年長になると、園から家の近くまでは市営バスで帰ることになった。
最初こそ緊張したが、毎日のこととなれば、すぐに慣れた。
そんなある日。
いつも通りバスを降り、自宅へ向かうと、見慣れた車が家の前に止まっていた。
──ああ、またあのお兄さんが来ているんだ。
幼い私は、何も疑わず玄関のノブに手をかけようとした。
そのとき、家の中から声が聞こえた。
これまで聞いたことのない声──
いや、違う。
夜になると、何度か耳にしたことのある声だった。
母が、その男性に抱かれていた。
当時の私には、それが何を意味するのか分からなかった。
ただ、次の瞬間、背後から蹴られた。
振り返ると、そこには冷たい目をした兄が立っていた。
「邪魔だよ。
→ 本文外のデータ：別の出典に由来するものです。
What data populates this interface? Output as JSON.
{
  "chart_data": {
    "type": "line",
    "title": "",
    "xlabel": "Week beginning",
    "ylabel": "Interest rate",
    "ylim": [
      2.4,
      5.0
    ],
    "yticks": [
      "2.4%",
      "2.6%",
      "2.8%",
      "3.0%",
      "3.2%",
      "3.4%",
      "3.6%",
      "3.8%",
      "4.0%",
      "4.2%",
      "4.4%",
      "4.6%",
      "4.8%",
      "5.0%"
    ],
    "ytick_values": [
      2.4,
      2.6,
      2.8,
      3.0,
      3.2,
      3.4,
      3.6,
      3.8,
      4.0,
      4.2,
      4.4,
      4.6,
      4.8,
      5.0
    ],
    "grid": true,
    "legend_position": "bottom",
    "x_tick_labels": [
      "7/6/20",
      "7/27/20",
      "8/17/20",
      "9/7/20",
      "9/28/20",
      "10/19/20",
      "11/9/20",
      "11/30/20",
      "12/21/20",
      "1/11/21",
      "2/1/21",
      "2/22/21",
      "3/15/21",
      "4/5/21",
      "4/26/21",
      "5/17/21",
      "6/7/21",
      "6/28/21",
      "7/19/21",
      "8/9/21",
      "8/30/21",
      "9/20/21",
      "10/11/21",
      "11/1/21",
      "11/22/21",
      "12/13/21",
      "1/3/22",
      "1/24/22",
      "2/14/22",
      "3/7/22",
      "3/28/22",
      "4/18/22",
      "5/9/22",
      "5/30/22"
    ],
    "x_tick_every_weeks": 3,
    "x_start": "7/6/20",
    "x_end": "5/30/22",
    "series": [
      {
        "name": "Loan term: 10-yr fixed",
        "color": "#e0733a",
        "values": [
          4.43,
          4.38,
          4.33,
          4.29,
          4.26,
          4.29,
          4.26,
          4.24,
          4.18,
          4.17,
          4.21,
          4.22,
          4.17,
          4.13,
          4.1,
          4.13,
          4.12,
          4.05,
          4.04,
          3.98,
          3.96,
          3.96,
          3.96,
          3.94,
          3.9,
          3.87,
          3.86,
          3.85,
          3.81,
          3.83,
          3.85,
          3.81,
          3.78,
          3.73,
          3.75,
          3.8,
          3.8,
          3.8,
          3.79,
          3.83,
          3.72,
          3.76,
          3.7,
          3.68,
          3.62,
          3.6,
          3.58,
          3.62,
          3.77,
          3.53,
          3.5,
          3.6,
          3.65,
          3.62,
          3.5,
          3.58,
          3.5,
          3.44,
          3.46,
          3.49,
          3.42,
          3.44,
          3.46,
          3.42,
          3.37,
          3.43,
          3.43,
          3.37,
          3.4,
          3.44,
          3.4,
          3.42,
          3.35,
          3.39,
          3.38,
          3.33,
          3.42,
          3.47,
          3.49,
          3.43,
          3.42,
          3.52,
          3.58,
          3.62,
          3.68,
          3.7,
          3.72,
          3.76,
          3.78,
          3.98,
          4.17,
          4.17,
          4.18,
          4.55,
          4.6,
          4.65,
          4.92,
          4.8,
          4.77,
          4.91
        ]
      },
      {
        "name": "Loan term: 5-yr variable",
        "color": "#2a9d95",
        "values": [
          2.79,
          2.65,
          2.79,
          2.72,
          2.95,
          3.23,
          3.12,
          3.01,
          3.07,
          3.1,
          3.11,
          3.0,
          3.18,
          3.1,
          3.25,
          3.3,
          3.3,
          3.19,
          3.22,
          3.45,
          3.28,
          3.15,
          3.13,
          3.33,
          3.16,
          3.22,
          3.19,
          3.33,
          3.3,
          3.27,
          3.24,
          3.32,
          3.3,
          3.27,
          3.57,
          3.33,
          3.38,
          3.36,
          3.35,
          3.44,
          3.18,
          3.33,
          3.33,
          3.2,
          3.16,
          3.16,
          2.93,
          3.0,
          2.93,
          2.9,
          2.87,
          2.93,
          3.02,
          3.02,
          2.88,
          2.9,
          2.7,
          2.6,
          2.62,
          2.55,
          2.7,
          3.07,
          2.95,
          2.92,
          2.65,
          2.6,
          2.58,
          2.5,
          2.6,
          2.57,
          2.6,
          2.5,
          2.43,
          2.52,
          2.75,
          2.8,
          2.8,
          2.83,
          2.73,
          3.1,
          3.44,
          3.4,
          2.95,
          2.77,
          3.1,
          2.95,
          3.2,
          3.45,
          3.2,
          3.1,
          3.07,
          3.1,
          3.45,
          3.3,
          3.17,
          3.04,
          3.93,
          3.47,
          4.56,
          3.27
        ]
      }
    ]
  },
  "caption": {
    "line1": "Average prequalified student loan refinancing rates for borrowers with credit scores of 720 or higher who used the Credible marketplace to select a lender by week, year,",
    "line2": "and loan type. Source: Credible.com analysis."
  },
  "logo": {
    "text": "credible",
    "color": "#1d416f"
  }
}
どけ」
それだけ言うと、兄は何事もなかったかのように玄関を開け、家の中へ入っていった。
──思えば兄は、このことを前から知っていたのだろう。
母はシングルだった。
人肌が恋しくなることもあったはずだ。
恋愛は自由だし、二人の子どもがいるとはいえ、まだ二十二、三歳の若さだった。
顔に傷は残っていても、もともと両親は整った顔立ちをしていた。
だからこそ──
あまりにも分かりやすいその関係は、
田舎では、すぐに噂になってしまうのだった。